Reputation: 1546
I have a DataFrame with a DateTime index where there are many duplicate index labels (i.e. rows with the same datetime). I want to look at rows with the same datetime. So I have the following
utimes = pd.unique(data.index.tolist())
for time in utimes:
data_now = data.loc[time]
# Do some processing on the data_now
This fails with an example error: KeyError 'the label [2015-02-05 21:54:00+00:00] is not in the [index]'
Just to check that this isn't an issue in the creation of utimes, this fails
data.loc[data.index[0]]
with the same error message. How can this be?

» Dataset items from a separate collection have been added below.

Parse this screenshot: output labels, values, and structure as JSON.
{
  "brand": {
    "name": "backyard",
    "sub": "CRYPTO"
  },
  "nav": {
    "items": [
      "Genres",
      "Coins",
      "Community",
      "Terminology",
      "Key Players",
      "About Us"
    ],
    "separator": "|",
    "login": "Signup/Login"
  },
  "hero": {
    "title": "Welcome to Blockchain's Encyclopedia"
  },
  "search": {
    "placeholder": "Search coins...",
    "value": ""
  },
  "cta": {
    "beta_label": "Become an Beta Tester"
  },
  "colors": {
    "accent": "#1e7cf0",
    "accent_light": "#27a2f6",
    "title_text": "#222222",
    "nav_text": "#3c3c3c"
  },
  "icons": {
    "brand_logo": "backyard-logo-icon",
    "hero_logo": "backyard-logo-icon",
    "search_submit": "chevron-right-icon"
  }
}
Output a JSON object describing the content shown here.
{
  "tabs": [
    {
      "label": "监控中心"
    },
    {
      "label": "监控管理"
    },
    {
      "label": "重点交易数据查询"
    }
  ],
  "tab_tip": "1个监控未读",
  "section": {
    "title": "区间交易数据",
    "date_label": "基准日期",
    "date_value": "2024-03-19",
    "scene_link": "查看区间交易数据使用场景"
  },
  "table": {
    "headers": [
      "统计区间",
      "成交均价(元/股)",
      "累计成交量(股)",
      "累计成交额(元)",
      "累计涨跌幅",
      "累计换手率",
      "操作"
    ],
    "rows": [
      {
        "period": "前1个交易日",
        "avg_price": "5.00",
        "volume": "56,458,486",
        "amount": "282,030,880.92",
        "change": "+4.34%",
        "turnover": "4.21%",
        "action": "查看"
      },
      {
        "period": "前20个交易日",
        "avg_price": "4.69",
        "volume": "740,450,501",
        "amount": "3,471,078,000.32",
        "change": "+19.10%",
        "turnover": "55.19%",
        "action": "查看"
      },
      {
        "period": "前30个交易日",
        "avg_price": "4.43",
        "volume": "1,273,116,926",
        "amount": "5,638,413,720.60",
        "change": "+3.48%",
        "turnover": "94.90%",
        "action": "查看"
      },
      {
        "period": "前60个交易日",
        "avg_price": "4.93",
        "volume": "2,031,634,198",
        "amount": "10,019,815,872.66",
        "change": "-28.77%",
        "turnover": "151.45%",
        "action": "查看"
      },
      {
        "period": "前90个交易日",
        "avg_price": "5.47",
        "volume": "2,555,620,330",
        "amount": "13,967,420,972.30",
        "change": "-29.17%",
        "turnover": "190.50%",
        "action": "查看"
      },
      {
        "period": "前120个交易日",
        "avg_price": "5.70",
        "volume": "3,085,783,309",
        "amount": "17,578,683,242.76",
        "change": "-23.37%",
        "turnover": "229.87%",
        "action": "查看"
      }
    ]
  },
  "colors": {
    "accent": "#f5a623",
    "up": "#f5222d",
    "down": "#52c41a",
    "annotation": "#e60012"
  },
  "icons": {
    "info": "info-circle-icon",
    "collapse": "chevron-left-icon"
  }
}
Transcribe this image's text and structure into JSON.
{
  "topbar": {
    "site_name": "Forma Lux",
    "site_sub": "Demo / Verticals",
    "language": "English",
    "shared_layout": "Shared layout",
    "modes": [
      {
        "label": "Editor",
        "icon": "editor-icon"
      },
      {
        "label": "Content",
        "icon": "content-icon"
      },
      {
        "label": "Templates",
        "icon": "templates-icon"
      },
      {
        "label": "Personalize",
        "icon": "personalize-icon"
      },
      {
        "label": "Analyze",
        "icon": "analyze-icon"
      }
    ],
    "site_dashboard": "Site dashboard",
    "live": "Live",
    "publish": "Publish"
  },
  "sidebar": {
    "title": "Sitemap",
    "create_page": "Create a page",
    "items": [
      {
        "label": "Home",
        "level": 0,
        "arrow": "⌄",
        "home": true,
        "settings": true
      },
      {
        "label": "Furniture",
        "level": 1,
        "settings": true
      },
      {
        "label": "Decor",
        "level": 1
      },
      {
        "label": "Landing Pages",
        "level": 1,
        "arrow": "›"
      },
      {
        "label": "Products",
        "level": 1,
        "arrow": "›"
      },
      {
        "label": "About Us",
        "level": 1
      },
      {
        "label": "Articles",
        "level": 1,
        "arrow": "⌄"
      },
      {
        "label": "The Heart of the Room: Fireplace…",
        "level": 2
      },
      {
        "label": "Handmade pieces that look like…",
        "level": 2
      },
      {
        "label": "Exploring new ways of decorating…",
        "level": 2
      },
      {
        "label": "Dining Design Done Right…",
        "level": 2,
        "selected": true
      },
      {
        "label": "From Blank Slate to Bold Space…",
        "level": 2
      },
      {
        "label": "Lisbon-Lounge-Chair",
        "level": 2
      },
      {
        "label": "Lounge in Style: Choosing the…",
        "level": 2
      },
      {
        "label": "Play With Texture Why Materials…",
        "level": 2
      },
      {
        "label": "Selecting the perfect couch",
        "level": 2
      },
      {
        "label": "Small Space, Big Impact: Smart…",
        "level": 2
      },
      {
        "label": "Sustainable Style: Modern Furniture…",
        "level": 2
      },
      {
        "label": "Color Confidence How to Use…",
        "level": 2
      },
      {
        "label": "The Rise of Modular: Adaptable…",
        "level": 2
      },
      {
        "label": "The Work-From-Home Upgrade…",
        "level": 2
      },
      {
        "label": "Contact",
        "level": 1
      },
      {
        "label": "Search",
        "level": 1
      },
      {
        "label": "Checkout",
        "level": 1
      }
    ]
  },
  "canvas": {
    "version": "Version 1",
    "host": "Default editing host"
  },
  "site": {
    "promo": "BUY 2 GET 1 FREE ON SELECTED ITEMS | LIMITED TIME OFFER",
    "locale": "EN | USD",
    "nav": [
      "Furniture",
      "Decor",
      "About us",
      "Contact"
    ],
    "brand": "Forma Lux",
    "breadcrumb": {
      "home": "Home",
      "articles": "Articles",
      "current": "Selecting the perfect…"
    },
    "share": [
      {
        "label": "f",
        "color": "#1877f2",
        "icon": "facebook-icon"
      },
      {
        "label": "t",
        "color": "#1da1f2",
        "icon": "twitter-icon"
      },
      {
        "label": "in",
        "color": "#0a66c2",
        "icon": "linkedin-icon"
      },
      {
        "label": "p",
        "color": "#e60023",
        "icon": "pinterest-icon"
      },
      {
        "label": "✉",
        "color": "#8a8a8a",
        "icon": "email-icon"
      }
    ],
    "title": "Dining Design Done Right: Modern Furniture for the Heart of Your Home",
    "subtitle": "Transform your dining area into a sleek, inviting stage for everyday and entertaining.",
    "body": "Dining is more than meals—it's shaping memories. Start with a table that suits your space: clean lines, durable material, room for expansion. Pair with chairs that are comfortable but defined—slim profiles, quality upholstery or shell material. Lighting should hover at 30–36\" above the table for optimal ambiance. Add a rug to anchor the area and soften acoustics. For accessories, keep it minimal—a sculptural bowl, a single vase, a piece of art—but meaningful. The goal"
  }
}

Here's what the index looks like
> data.index
<class 'pandas.tseries.index.DatetimeIndex'>
[2015-02-05 21:54:00+00:00, ..., 2015-02-05 23:24:00+00:00]
Length: 457, Freq: None, Timezone: UTC
and
> data.index[0]
Timestamp('2015-02-05 22:24:00+0000', tz='UTC')
Any ideas why I can't use .loc with a data_frame's own index??
Upvotes: 2
Views: 1020
Reputation: 375515
It looks like pd.unique
does not respect the datetime64
dtype:
In [11]: df.index
Out[11]:
<class 'pandas.tseries.index.DatetimeIndex'>
[2015-02-05 22:24:00+00:00]
Length: 1, Freq: None, Timezone: UTC
In [12]: pd.unique(df.index)
Out[12]: array([1423175040000000000L], dtype=object)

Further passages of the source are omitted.